A variation on Audio-lingualism in British- based teaching and elsewhere is the procedure most often referred to as PPP, which stands for Presentation, practice, and production. In this procedure a situation which contextualizes the language to be taught. The language too, is the presented. The students now practice the language using accurate reproduction techniques such as choral repetition (where the students repeat a word, phrase, or sentence all together with the teacher “conducting”), individual repetition (where individual students repeat a word, phrase, or sentences at the teacher’s using), and cue-response drills (where the teacher gives a cue such as cinema, nominates a students by name or by looking or pointing, and the students makes the desired response, e.g. would you like to come to the cinema?). These have similarities with the classic kind of Audio-Lingual drill we saw above, but because they are contextualized by the situation that been presented, they carry more meaning than simple substitution drill. Later the students, using the new language, make sentences of their own, and this is referred to as production. The following elementary-level example demonstrates this procedure:
The teacher points to the man and attempts to elicit the phrase He´s swimming by saying Can anybody tell me… he´s …? Or asking the question what´s he doing ... Anybody? The teacher then models the sentences (He´s swimming) before isolating the grammar she wants to focus on (he´s), distorting it (he´s… he is … he is), putting it back together again (he´s), and then giving the model in a natural way once more (Listen … He´s swimming… he´s swimming). She may accompany this demonstration of form rules by using some physical means such as bringing two hands (for he and is) together to show how the contraction works or by using the finger technique.

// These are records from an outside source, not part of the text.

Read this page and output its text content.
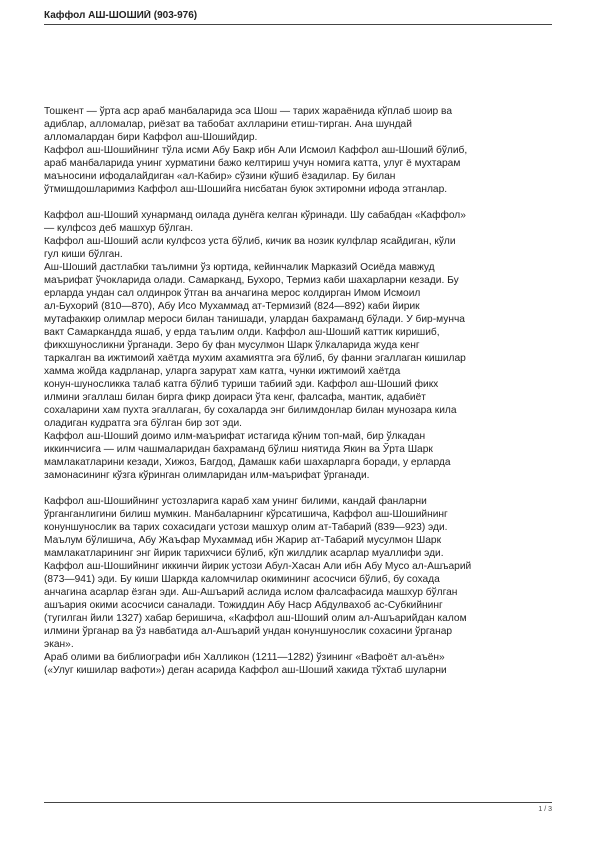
Каффол АШ-ШОШИЙ (903-976)
Тошкент — ўрта аср араб манбаларида эса Шош — тарих жараёнида кўплаб шоир ва
адиблар, алломалар, риёзат ва табобат ахлларини етиш-тирган. Ана шундай
алломалардан бири Каффол аш-Шошийдир.
Каффол аш-Шошийнинг тўла исми Абу Бакр ибн Али Исмоил Каффол аш-Шоший бўлиб,
араб манбаларида унинг хурматини бажо келтириш учун номига катта, улуг ё мухтарам
маъносини ифодалайдиган «ал-Кабир» сўзини кўшиб ёзадилар. Бу билан
ўтмишдошларимиз Каффол аш-Шошийга нисбатан буюк эхтиромни ифода этганлар.
Каффол аш-Шоший хунарманд оилада дунёга келган кўринади. Шу сабабдан «Каффол»
— кулфсоз деб машхур бўлган.
Каффол аш-Шоший асли кулфсоз уста бўлиб, кичик ва нозик кулфлар ясайдиган, кўли
гул киши бўлган.
Аш-Шоший дастлабки таълимни ўз юртида, кейинчалик Марказий Осиёда мавжуд
маърифат ўчокларида олади. Самарканд, Бухоро, Термиз каби шахарларни кезади. Бу
ерларда ундан сал олдинрок ўтган ва анчагина мерос колдирган Имом Исмоил
ал-Бухорий (810—870), Абу Исо Мухаммад ат-Термизий (824—892) каби йирик
мутафаккир олимлар мероси билан танишади, улардан бахраманд бўлади. У бир-мунча
вакт Самаркандда яшаб, у ерда таълим олди. Каффол аш-Шоший каттик киришиб,
фикхшуносликни ўрганади. Зеро бу фан мусулмон Шарк ўлкаларида жуда кенг
таркалган ва ижтимоий хаётда мухим ахамиятга эга бўлиб, бу фанни эгаллаган кишилар
хамма жойда кадрланар, уларга зарурат хам катга, чунки ижтимоий хаётда
конун-шуносликка талаб катга бўлиб туриши табиий эди. Каффол аш-Шоший фикх
илмини эгаллаш билан бирга фикр доираси ўта кенг, фалсафа, мантик, адабиёт
сохаларини хам пухта эгаллаган, бу сохаларда энг билимдонлар билан мунозара кила
оладиган кудратга эга бўлган бир зот эди.
Каффол аш-Шоший доимо илм-маърифат истагида кўним топ-май, бир ўлкадан
иккинчисига — илм чашмаларидан бахраманд бўлиш ниятида Якин ва Ўрта Шарк
мамлакатларини кезади, Хижоз, Багдод, Дамашк каби шахарларга боради, у ерларда
замонасининг кўзга кўринган олимларидан илм-маърифат ўрганади.
Каффол аш-Шошийнинг устозларига караб хам унинг билими, кандай фанларни
ўрганганлигини билиш мумкин. Манбаларнинг кўрсатишича, Каффол аш-Шошийнинг
конуншунослик ва тарих сохасидаги устози машхур олим ат-Табарий (839—923) эди.
Маълум бўлишича, Абу Жаъфар Мухаммад ибн Жарир ат-Табарий мусулмон Шарк
мамлакатларининг энг йирик тарихчиси бўлиб, кўп жилдлик асарлар муаллифи эди.
Каффол аш-Шошийнинг иккинчи йирик устози Абул-Хасан Али ибн Абу Мусо ал-Ашъарий
(873—941) эди. Бу киши Шаркда каломчилар окимининг асосчиси бўлиб, бу сохада
анчагина асарлар ёзган эди. Аш-Ашъарий аслида ислом фалсафасида машхур бўлган
ашъария окими асосчиси саналади. Тожиддин Абу Наср Абдулвахоб ас-Субкийнинг
(тугилган йили 1327) хабар беришича, «Каффол аш-Шоший олим ал-Ашъарийдан калом
илмини ўрганар ва ўз навбатида ал-Ашъарий ундан конуншунослик сохасини ўрганар
экан».
Араб олими ва библиографи ибн Халликон (1211—1282) ўзининг «Вафоёт ал-аъён»
(«Улуг кишилар вафоти») деган асарида Каффол аш-Шоший хакида тўхтаб шуларни
1 / 3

The teacher gets the students to repeat the sentences he´s swimming in chorus. She may then nominate certain students to repeat the sentence individually, and she corrects any mistakes she hears. Now she goes back and models more sentences from the picture (May’s reading a book, Paul and Sarah are playing cards, etc.), getting choral and individual repetition where she thinks this is necessary. Now she is in a position to conduct a slightly free kind of drill than the Audio-Lingual one above:
Teacher: can anyone tell me?... may?... yes, Sergio
Student: she´s reading a book.
Teacher: good. Etc.
In this cue-response drill the teacher gives the cue (Mary) before nominating a student (Sergio) who will give the response (she´s reading a book). By cueing before nominating she keeps everyone alert. She will avoid nominating students in a predictable order for the same reason.
Usually the teacher puts the students in pairs to practice the sentences a bit more before listening to a few examples just to check that the learning has been affective.
The end point of the PPP cycle is production, which some trainers have called ‘immediate creativity’. Here the students are asked to use the new language (in this case the present continuous) in sentences of their own. For example, the teacher may get the students to imagine that are all in a holiday villa. They must now say what each of them is doing, e.g. Sergio’s reading a book, Juana’s sunbathing, etc, they might write a ‘holiday’ postcard home, e.g. it`s great here. The sun’s shining. Paul and Sarah are playing football… etc or, by changing the situation, they may be asked to say what they think their friends and relations are doing at that moment, e.g. My mother`s working at the hospital. My father’s driving to London. My sister’s studying. Etc.